Like its predecessors, the play was produced and directed by Tom Walls, who co-starred with Ralph Lynn, a specialist in playing "silly ass" characters. The regular company of supporting actors included Robertson Hare, who played a figure of put-upon respectability; Mary Brough in eccentric old lady roles; Ethel Coleridge as the severe voice of authority; Winifred Shotter as the sprightly young female lead; and the saturnine Gordon James.

==Original cast==
- Knee – Gordon James
- Edgar Pryor – John R Turnbull
- Mrs Decent – Mary Brough
- Cora Mellish – Winifred Shotter
- Aubrey Slot – Kenneth Kove
- Mary Deane – Doreen Bendix
- Mrs Knee – Ethel Coleridge
- PC Michael Marsden – Tom Walls
- Amy – Margot Grahame
- Clifford Tope – Ralph Lynn
- Miles Tuckett – Robertson Hare
- Craggy – Louis Bradfield
- Snake Lloyd – Archibald Batty
- Cabman – Fred Morgan
- Mrs Tuckett – Norma Varden
- Detective Inspector Curtis – Philip Carlton

==Synopsis==
Edgar Pryor runs a shady gambling club with the aid of various henchmen, including Knee, Craggy and Lloyd. Cora Mellish has got into his clutches, and to pay her debts he has taken a valuable necklace from her that she does not own. Her boyfriend, Aubrey – nephew of the real owner of the necklace – is too ineffectual to help, but she gains three champions in the form of Mrs Decent, Clifford Tope and Police Constable Michael Marsden.

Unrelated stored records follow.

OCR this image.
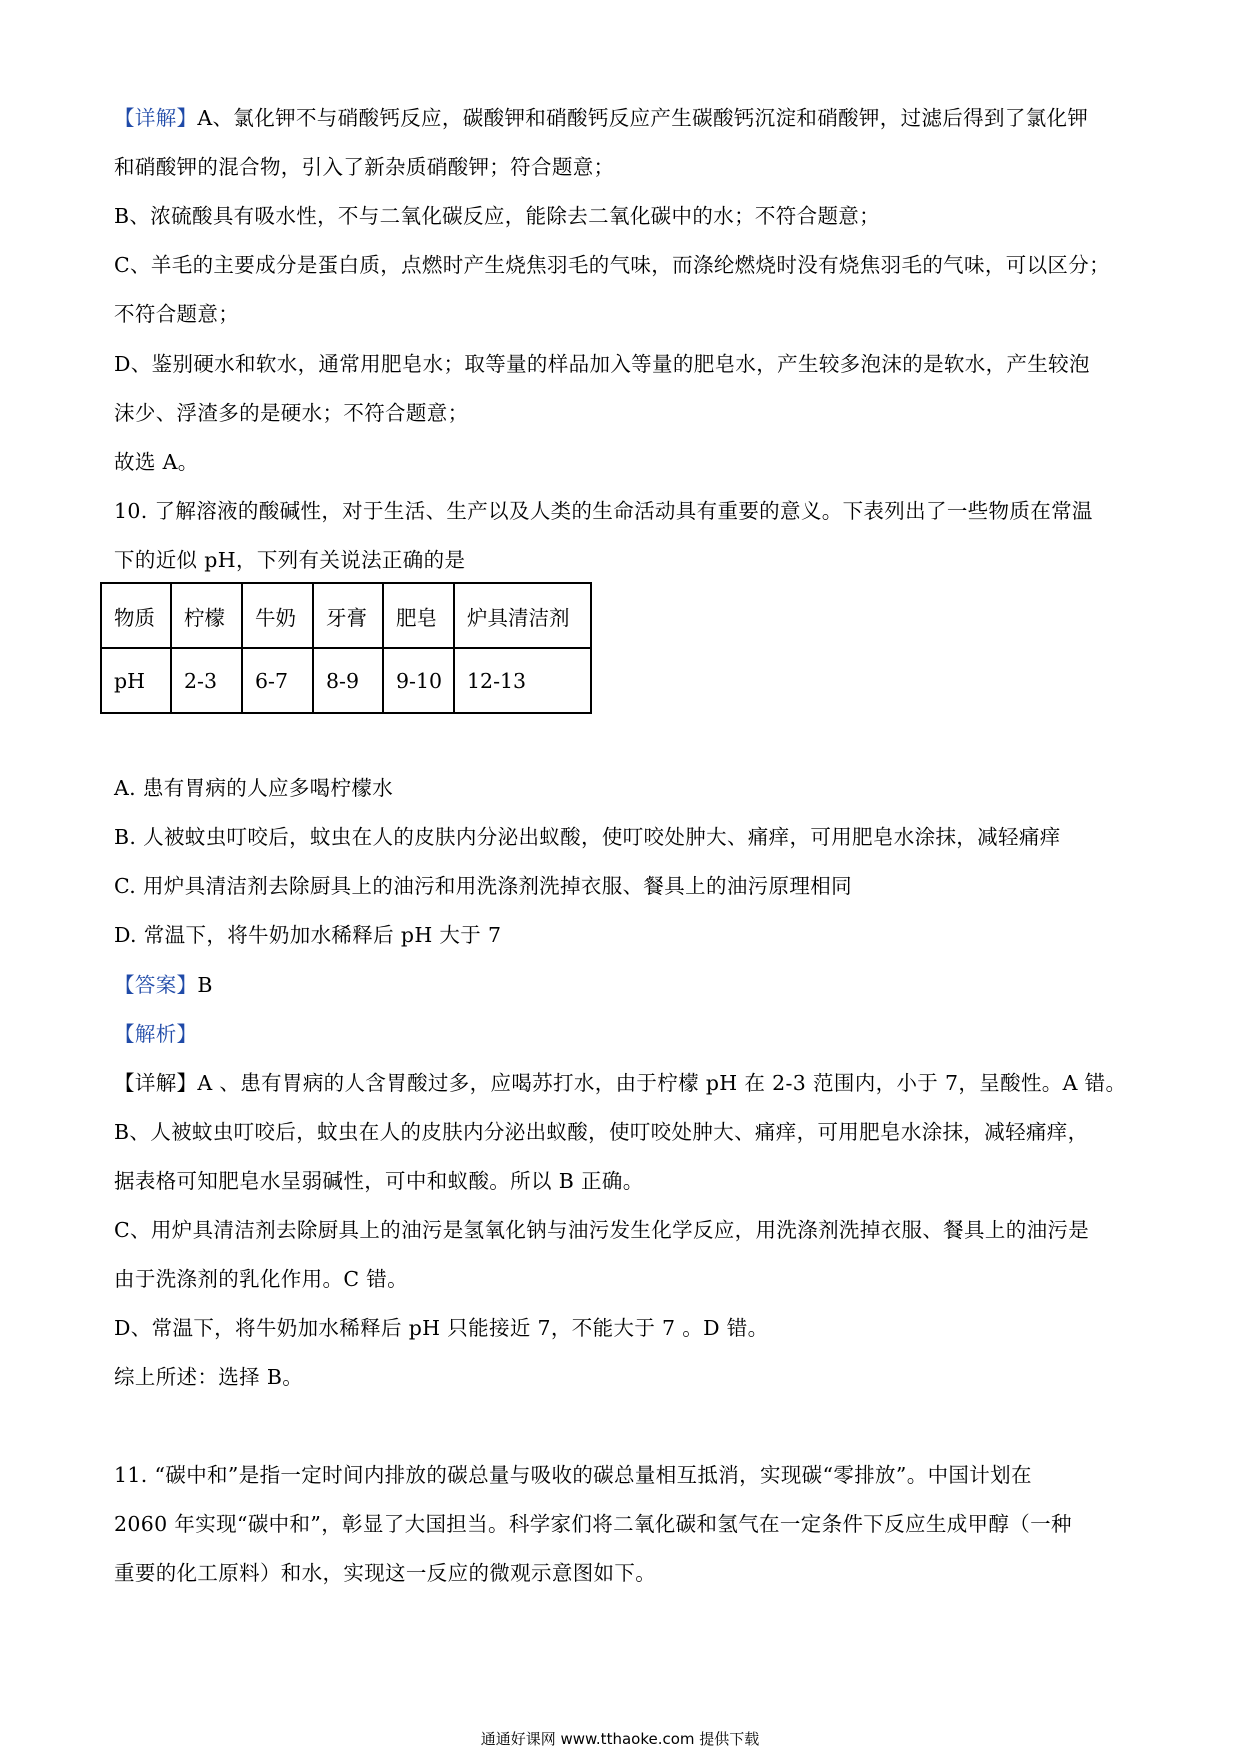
【详解】A、氯化钾不与硝酸钙反应，碳酸钾和硝酸钙反应产生碳酸钙沉淀和硝酸钾，过滤后得到了氯化钾
和硝酸钾的混合物，引入了新杂质硝酸钾；符合题意；
B、浓硫酸具有吸水性，不与二氧化碳反应，能除去二氧化碳中的水；不符合题意；
C、羊毛的主要成分是蛋白质，点燃时产生烧焦羽毛的气味，而涤纶燃烧时没有烧焦羽毛的气味，可以区分；
不符合题意；
D、鉴别硬水和软水，通常用肥皂水；取等量的样品加入等量的肥皂水，产生较多泡沫的是软水，产生较泡
沫少、浮渣多的是硬水；不符合题意；
故选 A。
10. 了解溶液的酸碱性，对于生活、生产以及人类的生命活动具有重要的意义。下表列出了一些物质在常温
下的近似 pH，下列有关说法正确的是
物质	柠檬	牛奶	牙膏	肥皂	炉具清洁剂
pH	2-3	6-7	8-9	9-10	12-13
A. 患有胃病的人应多喝柠檬水
B. 人被蚊虫叮咬后，蚊虫在人的皮肤内分泌出蚁酸，使叮咬处肿大、痛痒，可用肥皂水涂抹，减轻痛痒
C. 用炉具清洁剂去除厨具上的油污和用洗涤剂洗掉衣服、餐具上的油污原理相同
D. 常温下，将牛奶加水稀释后 pH 大于 7
【答案】B
【解析】
【详解】A 、患有胃病的人含胃酸过多，应喝苏打水，由于柠檬 pH 在 2-3 范围内，小于 7，呈酸性。A 错。
B、人被蚊虫叮咬后，蚊虫在人的皮肤内分泌出蚁酸，使叮咬处肿大、痛痒，可用肥皂水涂抹，减轻痛痒，
据表格可知肥皂水呈弱碱性，可中和蚁酸。所以 B 正确。
C、用炉具清洁剂去除厨具上的油污是氢氧化钠与油污发生化学反应，用洗涤剂洗掉衣服、餐具上的油污是
由于洗涤剂的乳化作用。C 错。
D、常温下，将牛奶加水稀释后 pH 只能接近 7，不能大于 7 。D 错。
综上所述：选择 B。
11. “碳中和”是指一定时间内排放的碳总量与吸收的碳总量相互抵消，实现碳“零排放”。中国计划在
2060 年实现“碳中和”，彰显了大国担当。科学家们将二氧化碳和氢气在一定条件下反应生成甲醇（一种
重要的化工原料）和水，实现这一反应的微观示意图如下。
通通好课网 www.tthaoke.com 提供下载
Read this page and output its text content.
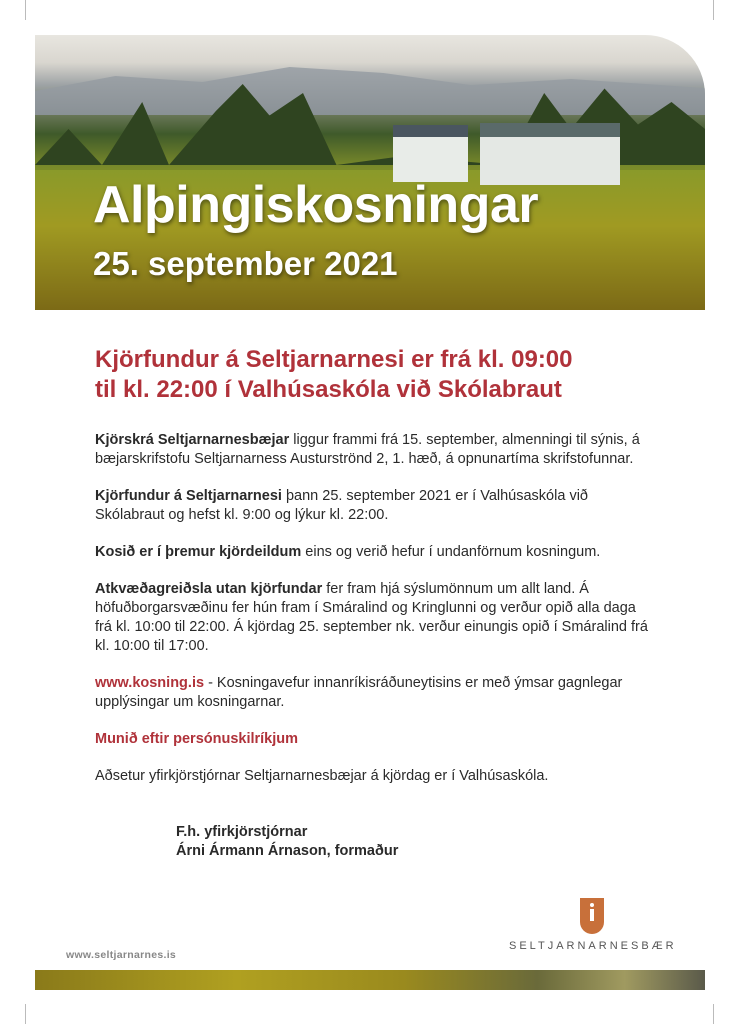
Alþingiskosningar
25. september 2021
Kjörfundur á Seltjarnarnesi er frá kl. 09:00
til kl. 22:00 í Valhúsaskóla við Skólabraut

Kjörskrá Seltjarnarnesbæjar liggur frammi frá 15. september, almenningi til sýnis, á bæjarskrifstofu Seltjarnarness Austurströnd 2, 1. hæð, á opnunartíma skrifstofunnar.

Kjörfundur á Seltjarnarnesi þann 25. september 2021 er í Valhúsaskóla við Skólabraut og hefst kl. 9:00 og lýkur kl. 22:00.

Kosið er í þremur kjördeildum eins og verið hefur í undanförnum kosningum.

Atkvæðagreiðsla utan kjörfundar fer fram hjá sýslumönnum um allt land. Á höfuðborgarsvæðinu fer hún fram í Smáralind og Kringlunni og verður opið alla daga frá kl. 10:00 til 22:00. Á kjördag 25. september nk. verður einungis opið í Smáralind frá kl. 10:00 til 17:00.

www.kosning.is - Kosningavefur innanríkisráðuneytisins er með ýmsar gagnlegar upplýsingar um kosningarnar.

Munið eftir persónuskilríkjum

Aðsetur yfirkjörstjórnar Seltjarnarnesbæjar á kjördag er í Valhúsaskóla.

F.h. yfirkjörstjórnar
Árni Ármann Árnason, formaður
www.seltjarnarnes.is
SELTJARNARNESBÆR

Marsden is cornered in the gambling den by two of the gang and puts up a strong fight, which he wins with ease when Tope appears through the window armed with a poker and lays out the assailants (see picture above). Marsden and Tope go in pursuit of the rest of the gang. They requisition the only available cab, immobilising the rightful passenger, Miles Tuckett, by separating him from his trousers. Tope and Marsden round up the gang and restore the necklace to its rightful owner, Mrs Tuckett.

==Critical reception==
The play divided critical opinion. The Times thought that "judged by the standard that the Aldwych farces have set for themselves, A Night Like This is a disappointment. It lacks speed ... above all, it lacks verbal neatness and surprise". In The Manchester Guardian, Ivor Brown thought the production "immensely ingenious" with "business of the happiest order". In The Illustrated London News, J. T. Grein said, "The two comedians have probably never been so amusing as they are in A Night Like This."

==Adaptations==
The play was adapted for the cinema in 1932, under the same title. Walls directed, and he, Lynn, Hare, Brough, Shotter and Varden reprised their stage roles.